Senate Minority Whip Andrew P. Harris (R-Baltimore County) said a coalition of Republicans and conservative Democrats "for whom this is a life issue" is ready "to talk about it for quite a while."
"If [Miller] wants all day, all night, we'll do all day, all night if necessary," Harris said. "I'm not sure that the Senate is willing to bottle up hundreds of bills to spend days on this issue."
Lawmakers are scheduled to adjourn for the year April 11 and still face a long list of legislative priorities, including final passage of the state's $26 billion budget.
Supporters of the stem cell legislation said they are confident they can produce a majority of votes to pass it -- 24 of the 47 senators. But if opponents avail themselves of the Senate's unlimited debate rules in a filibuster, supporters of the bill will need 29 votes to cut off the extended discussion.

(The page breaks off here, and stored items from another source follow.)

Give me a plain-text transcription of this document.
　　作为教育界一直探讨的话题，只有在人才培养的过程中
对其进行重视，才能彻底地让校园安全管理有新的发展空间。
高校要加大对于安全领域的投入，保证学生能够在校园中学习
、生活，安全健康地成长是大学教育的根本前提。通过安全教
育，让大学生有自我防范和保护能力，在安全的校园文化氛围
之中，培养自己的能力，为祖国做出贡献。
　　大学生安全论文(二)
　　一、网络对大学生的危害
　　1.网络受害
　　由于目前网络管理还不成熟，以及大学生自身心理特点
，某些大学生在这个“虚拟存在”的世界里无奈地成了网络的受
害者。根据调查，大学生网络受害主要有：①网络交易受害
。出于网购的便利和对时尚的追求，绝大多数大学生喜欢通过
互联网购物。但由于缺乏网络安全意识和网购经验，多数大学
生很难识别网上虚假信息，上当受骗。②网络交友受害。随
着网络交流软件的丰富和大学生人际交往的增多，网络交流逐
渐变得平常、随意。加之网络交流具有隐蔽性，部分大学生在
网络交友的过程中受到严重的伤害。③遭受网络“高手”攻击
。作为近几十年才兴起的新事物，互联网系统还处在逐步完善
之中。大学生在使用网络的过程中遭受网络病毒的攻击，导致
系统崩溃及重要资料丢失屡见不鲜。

Lobbying in recent days has focused on Democrats who are inclined to vote against the bill but might be persuaded to break the filibuster out of loyalty to others in their party.
A House version of the bill calls for offering $23 million a year to researchers, starting in 2007. The Senate bill originally called for spending $25 million annually but was amended this week so that it does not mandate an amount. Funding for the research would have to compete with other priorities in future budgets.
Miller has allowed two other controversial social issues to come to the Senate floor in recent weeks. One bill, which would let gay partners make health care decisions for one another, passed. Another, which would have allowed the dispensing of emergency contraception without a doctor's prescription, was voted down.
The difference between those bills and the stem cell bill, for Miller, is the prospect of something akin to the 1990 abortion filibuster. At points during that eight-day debate, senators yelled at one another on the Senate floor and accused Miller of trying to ramrod amendments through. Several attempts to break off debate failed.